Department of Oncology, Chongqing Rongchang People's Hospital, Chongqing 402460, China.
Department of Interventional Radiology, Chongqing University, Three Gorges Hospital/Chongqing Three Gorges Central Hospital, Chongqing 404000, China.
Clin Res Hepatol Gastroenterol. 2022 Jun-Jul;46(6):101897. doi: 10.1016/j.clinre.2022.101897. Epub 2022 Feb 28.
Radiotherapy combined with apatinib exhibits synergistic anti-tumor effect, while the application of simultaneous integrated boost intensity modulated radiotherapy (SIB-IMRT) combined with apatinib in HCC patients is scarce. Hence, this study aimed to explore the treatment response, survival, and safety profile of the SIB-IMRT combined with apatinib in unresectable HCC (uHCC) patients.

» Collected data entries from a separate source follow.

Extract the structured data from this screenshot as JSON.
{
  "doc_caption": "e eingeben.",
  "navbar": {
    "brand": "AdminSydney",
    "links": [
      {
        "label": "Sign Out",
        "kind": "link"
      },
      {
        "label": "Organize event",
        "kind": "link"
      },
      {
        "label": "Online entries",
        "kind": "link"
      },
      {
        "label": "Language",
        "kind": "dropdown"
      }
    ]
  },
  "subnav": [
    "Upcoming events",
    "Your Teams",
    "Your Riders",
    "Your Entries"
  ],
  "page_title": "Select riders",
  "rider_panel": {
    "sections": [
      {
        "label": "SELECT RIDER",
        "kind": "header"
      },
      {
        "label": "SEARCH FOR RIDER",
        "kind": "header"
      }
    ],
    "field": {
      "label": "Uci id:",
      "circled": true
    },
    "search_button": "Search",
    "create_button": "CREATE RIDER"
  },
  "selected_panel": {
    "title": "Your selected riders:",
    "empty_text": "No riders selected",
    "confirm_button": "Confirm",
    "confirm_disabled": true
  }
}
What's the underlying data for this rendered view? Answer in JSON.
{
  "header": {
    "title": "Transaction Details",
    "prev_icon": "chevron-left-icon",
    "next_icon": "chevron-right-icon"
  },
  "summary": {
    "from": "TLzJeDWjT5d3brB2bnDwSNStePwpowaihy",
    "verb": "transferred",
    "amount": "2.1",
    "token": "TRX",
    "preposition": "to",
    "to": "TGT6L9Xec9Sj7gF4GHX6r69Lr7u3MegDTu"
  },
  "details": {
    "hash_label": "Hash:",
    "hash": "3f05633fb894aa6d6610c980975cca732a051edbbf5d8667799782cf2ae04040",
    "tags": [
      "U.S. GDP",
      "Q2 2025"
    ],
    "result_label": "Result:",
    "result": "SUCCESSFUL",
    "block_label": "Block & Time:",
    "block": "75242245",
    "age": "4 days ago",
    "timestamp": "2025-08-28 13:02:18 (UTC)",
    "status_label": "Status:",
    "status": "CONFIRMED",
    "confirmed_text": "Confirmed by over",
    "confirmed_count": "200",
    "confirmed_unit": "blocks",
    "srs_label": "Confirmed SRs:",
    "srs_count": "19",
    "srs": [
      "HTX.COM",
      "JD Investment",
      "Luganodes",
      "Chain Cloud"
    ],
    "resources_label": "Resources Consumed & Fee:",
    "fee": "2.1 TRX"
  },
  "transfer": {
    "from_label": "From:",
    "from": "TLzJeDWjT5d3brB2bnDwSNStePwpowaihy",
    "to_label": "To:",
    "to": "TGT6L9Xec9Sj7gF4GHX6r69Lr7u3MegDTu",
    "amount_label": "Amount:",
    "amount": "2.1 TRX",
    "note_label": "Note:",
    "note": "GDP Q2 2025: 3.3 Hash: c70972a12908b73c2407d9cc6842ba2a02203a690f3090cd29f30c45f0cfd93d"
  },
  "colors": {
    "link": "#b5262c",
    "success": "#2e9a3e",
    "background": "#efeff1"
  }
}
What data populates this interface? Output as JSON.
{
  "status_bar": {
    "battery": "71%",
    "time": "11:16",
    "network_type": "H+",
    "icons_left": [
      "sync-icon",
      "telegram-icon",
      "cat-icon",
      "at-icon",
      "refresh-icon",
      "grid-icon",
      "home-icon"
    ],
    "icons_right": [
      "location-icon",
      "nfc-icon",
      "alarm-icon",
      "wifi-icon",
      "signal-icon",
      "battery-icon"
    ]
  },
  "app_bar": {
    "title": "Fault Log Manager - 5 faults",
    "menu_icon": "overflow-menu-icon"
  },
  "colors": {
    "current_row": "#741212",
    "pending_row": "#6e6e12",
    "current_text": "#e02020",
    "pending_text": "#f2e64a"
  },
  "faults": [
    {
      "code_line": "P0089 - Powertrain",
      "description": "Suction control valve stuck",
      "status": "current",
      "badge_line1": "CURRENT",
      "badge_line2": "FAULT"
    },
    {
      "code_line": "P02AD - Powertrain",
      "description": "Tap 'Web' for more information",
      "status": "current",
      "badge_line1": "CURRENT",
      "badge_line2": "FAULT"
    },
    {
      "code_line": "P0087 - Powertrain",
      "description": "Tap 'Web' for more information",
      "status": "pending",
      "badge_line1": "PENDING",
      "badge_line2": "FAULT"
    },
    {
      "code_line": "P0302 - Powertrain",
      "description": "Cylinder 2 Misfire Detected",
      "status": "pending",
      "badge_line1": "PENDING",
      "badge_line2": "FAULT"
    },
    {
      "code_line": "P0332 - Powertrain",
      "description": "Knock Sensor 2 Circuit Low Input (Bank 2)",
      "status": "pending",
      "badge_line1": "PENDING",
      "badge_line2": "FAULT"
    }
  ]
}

A total of 19 uHCC patients with deficient response to transarterial chemoembolization (TACE), who scheduled for SIB-IMRT combined with apatinib treatment were enrolled. The SIB-IMRT was applied at the following dose: 95% planning target volume (PTV) at 30-50 Gy/2-2.5 Gy/15-20f and 90% Boost of 45-72 Gy/3-4.5 Gy/15-20f at 5 times per week with cone beam computerized tomography validation. During and after radiotherapy, the apatinib was administrated orally with the initial dose of 500 mg per day.
The complete response, partial response, stable disease, and progressive disease rates were 31.6%, 36.8%, 21.1% and 10.5%, respectively. Consequently, the objective response rate and disease control rate were 68.4% and 89.5%, respectively. During a median follow-up duration of 9.0 months, the median progression-free survival (PFS) was 6.0 (95% confidential interval (CI): 4.9-7.1) months with 1-year PFS rate of 42.1%; the median overall survival (OS) was not reached with 1-year OS rate of 54.6%. The safety profile was acceptable with the most common adverse events including myelosuppression (42.1%), skin reaction (36.8%), and albuminuria (26.3%).
SIB-IMRT combined with apatinib exhibits a good efficacy and tolerable safety profile, which could be considered as a potential treatment choice for uHCC patients who have deficient response to TACE.
放疗联合阿帕替尼具有协同抗肿瘤作用,而同步整合推量调强放疗(SIB-IMRT)联合阿帕替尼在 HCC 患者中的应用较为少见。因此,本研究旨在探讨 SIB-IMRT 联合阿帕替尼治疗经肝动脉化疗栓塞(TACE)疗效不佳的不可切除 HCC(uHCC)患者的治疗反应、生存和安全性。
共纳入 19 例 TACE 疗效不佳的 uHCC 患者,计划接受 SIB-IMRT 联合阿帕替尼治疗。SIB-IMRT 采用以下剂量:95%计划靶区(PTV)30-50Gy/2-2.5Gy/15-20f,90%推量 45-72Gy/3-4.5Gy/15-20f,每周 5 次,采用锥形束 CT 验证。放疗期间和放疗后,阿帕替尼口服,初始剂量为 500mg/天。
完全缓解、部分缓解、疾病稳定和疾病进展率分别为 31.6%、36.8%、21.1%和 10.5%,客观缓解率和疾病控制率分别为 68.4%和 89.5%。中位随访 9.0 个月时,中位无进展生存期(PFS)为 6.0(95%可信区间:4.9-7.1)个月,1 年 PFS 率为 42.1%;中位总生存期(OS)未达到,1 年 OS 率为 54.6%。安全性可接受,最常见的不良反应包括骨髓抑制(42.1%)、皮肤反应(36.8%)和蛋白尿(26.3%)。
SIB-IMRT 联合阿帕替尼具有良好的疗效和可耐受的安全性,可作为 TACE 疗效不佳的 uHCC 患者的潜在治疗选择。